Looks awfully similar — in fact, even the mismatch has the same pattern, which means they might have gotten a slightly better fit with an error model that was simply linear in program size.

As far as I can see in the paper, Marchesi et al do not say anything about error density — they just point out bigger programs have more bugs, and don’t try to quantify the relationship. The closest thing they say is

The results confirm that, by simply ranking the programs according to their sizes, a large number of defects can be located. The results also suggest that, in software quality assurance practices (such as inspection, formal review meeting, and testing), if initial efforts are centered on the largest programs, a large percentage of defects could be identified earlier.

That would be true if one big program were easier to check than a bunch of small ones with the same total lines of code, e.g. if there were a per-program overhead.

But the numbers show errors per line of code as essentially flat. Which means that bugs go up linearly with total system complexity, regardless of inner structure. Which is good news for complex nanosystems.

5 Responses to “Do the math”

  1. Christine Peterson Says:

    Interesting! And to me, counterintuitive. But, there it is. One wonders how this is achieved, as programs grow more complex. Looking forward to more info on this over time.

  2. Says:

    What does this have to do with nanotechnology?

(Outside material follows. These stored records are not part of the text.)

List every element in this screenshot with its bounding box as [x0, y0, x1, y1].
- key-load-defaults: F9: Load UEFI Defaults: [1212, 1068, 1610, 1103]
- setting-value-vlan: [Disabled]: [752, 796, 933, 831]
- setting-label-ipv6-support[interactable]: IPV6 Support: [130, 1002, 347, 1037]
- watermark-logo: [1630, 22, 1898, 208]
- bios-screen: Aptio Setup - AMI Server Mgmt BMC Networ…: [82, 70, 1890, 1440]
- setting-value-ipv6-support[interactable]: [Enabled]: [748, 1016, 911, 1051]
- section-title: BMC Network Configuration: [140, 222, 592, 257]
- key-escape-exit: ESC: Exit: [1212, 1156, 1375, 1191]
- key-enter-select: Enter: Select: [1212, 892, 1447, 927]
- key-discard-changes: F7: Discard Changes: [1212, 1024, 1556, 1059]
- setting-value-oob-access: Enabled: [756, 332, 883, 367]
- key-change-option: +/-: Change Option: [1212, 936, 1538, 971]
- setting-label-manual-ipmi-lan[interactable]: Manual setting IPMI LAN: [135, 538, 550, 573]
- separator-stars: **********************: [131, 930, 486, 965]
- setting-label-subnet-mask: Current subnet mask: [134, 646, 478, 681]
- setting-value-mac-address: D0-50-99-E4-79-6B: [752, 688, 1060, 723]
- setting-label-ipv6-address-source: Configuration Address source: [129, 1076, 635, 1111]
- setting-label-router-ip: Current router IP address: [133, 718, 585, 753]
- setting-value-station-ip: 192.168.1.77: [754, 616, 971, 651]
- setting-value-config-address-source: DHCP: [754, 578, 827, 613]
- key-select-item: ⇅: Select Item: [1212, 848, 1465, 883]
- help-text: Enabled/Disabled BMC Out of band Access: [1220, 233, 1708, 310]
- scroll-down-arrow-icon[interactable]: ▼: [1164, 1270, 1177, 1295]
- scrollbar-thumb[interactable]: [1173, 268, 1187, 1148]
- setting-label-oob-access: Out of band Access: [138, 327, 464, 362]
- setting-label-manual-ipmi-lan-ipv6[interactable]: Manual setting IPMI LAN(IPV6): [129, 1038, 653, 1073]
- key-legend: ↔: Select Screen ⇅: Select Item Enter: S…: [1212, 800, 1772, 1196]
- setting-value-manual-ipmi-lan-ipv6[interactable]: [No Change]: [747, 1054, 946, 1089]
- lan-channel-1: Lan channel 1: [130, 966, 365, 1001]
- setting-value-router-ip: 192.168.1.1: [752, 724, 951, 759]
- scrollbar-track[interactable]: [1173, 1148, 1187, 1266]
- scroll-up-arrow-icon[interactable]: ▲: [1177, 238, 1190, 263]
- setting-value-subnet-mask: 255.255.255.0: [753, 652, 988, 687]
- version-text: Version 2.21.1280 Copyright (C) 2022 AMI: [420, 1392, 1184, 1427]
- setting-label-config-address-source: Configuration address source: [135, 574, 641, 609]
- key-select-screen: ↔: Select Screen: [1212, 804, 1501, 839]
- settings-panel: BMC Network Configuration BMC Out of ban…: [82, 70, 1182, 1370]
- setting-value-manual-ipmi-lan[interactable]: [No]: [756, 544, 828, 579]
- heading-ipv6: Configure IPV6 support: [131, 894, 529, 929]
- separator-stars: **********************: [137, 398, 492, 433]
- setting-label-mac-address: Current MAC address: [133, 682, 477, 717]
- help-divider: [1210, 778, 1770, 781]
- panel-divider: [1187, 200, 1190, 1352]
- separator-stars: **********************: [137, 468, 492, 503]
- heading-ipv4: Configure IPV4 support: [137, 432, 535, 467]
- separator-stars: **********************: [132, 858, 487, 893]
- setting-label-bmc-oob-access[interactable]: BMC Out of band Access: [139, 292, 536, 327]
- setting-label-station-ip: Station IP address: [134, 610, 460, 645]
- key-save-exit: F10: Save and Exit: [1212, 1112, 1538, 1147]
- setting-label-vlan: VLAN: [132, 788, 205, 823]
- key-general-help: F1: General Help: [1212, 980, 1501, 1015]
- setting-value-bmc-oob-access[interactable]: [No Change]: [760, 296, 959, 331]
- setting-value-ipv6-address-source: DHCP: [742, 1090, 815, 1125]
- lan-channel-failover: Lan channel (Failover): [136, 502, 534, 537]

  3. Christine Peterson Says:

    Complex nanosystems will involve complex software. For the nanosystems to work properly, the software must work. This will be critical for medical nanosystems, for example.

  4. Says:

    I’ve programmed for 40 years. This study does not surprise me. Modern software practice allows complex systems to be assembled from many independent small parts that are individually tested. This study was based on systems build within the Java framework, which has decent ways to manage complexity.

    In the old days, the parts tended to have too many dependencies between each other, especially dependencies on memory state that was scattered numerous places and addressed directly. Older software systems probably did have an increase in bugs per line as complexity increased. I’d bet on it.